Surrounded by water, Port Arthur was a natural prison. The only way out, apart from swimming and almost certain drowning, was via Eaglehawk Neck, a narrow strip of land fenced and guarded by soldiers with half-starved dogs.

But today most of Port Arthur is far from bleak. The expansive grounds are filled with graceful willow, chestnut, oak and elm trees grown from seedlings brought over with the convicts. The lovely trees give a distinctive English atmosphere to the grounds and offer a different picture of beauty with each changing season.

You need a full day to fully explore the Port Arthur Historic Site. A 40-minute introductory walking tour will orientate you and leave you plenty of time to explore the grounds and buildings at a leisurely pace on your own. The interactive experiences fascinate. Take a prisoner’s card, find out his name and his crime (could be anything from absconding from work or stealing a neighbour’s cow) and follow his journey and personal story through a series of excellent museum rooms for a real sense of convict life.

A 20-minute cruise takes you past the Isle of the Dead, the graveyard for military and officers and their families as well as convicts. Between 1833 and 1877, 1100 people were buried there. The cruise also passes Point Puer Boy’s Prison, the first juvenile reformatory in the British Empire, housing 800 boys at its peak between 1834 and 1849.

Ghost tours are popular at Port Arthur and guest speakers explore a range of related topics. Dining facilities are good and, of course, there is the inevitable gift shop. It is best to have a plan for your visit to ensure you don’t miss anything as time slips away quickly once you start delving back in time.

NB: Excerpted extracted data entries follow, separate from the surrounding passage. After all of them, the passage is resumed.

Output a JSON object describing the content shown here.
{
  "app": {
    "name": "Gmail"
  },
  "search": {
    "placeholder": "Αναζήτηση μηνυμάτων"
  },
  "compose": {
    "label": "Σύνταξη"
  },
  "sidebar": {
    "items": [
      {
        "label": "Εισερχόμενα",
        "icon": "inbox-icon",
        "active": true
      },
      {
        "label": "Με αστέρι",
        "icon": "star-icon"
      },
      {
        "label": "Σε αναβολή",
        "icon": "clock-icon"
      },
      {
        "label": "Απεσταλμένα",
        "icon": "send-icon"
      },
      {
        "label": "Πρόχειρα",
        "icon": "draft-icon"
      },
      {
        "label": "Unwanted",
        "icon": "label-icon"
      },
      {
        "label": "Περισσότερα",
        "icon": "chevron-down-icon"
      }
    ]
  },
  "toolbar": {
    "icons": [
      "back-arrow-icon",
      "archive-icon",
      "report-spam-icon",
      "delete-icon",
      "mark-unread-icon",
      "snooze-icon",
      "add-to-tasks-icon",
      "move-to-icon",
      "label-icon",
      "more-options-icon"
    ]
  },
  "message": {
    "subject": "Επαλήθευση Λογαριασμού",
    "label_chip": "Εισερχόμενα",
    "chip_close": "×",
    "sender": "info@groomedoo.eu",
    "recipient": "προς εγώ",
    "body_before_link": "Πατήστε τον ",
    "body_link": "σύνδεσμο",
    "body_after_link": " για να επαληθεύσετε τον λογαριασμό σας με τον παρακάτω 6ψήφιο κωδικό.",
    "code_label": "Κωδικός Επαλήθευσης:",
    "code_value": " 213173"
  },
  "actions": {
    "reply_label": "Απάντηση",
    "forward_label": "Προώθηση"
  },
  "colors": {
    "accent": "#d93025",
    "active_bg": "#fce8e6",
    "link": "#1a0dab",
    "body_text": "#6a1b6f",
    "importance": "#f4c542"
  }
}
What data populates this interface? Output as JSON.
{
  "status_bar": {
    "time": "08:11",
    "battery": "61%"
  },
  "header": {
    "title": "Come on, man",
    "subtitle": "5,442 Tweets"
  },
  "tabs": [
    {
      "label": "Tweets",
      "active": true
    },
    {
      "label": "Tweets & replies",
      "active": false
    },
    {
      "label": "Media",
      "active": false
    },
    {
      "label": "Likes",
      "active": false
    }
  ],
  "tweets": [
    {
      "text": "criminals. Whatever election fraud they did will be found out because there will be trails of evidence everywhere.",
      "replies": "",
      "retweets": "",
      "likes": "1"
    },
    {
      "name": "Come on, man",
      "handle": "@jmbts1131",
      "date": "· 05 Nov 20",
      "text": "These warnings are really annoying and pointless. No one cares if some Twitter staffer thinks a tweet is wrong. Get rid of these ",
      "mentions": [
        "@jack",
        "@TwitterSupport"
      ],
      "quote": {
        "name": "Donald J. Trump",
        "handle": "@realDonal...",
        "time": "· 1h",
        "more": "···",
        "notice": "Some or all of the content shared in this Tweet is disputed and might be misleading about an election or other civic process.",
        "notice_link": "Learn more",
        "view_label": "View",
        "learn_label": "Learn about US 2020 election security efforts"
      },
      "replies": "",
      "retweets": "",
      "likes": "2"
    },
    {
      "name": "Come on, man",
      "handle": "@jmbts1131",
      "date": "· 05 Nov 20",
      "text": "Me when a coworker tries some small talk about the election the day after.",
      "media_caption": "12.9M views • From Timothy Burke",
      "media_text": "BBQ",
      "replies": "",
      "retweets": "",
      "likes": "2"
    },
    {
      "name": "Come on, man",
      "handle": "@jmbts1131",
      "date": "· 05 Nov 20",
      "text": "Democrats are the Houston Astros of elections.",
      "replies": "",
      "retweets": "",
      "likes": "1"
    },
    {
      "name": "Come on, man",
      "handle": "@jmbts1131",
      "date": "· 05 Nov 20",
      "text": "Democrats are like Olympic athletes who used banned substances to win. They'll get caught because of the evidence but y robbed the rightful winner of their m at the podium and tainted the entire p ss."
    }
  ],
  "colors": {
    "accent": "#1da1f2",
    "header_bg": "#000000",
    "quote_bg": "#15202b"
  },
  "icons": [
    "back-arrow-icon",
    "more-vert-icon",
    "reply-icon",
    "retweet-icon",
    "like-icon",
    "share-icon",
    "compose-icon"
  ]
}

Our guide John is a local and knowledgeable, but his knowledge came later in life. “For so long Australians were not taught about their convict history for reasons of shame,” he said. “Now if we find out we had great, great grandfathers who were convicts and we are proud of that. We want to know more about it.”

And knowing more about it comes easily at Port Arthur, where the past is brought so vividly alive.

 “It was not all about cruelty and punishment here,” John said as we strolled beneath an avenue of graceful trees. “Port Arthur was a place of redemption. Skills and trades were taught here. Nearby Hobart was the whaling capital at the time, and there was great need for boat building. Many of the convicts became free men with good trades and skills.”

 Port Arthur’s more recent dark past is still too raw to talk about for many of the staff. “So many visitors get angry when we don’t want to talk about it,” John told us. “But we can’t. It’s still too painful.”

Perhaps it is best to leave the Memorial Garden and the shell of the Broad Arrow Cafe as the last place to visit at Port Arthur and to remain there for a short while to reflect and remember.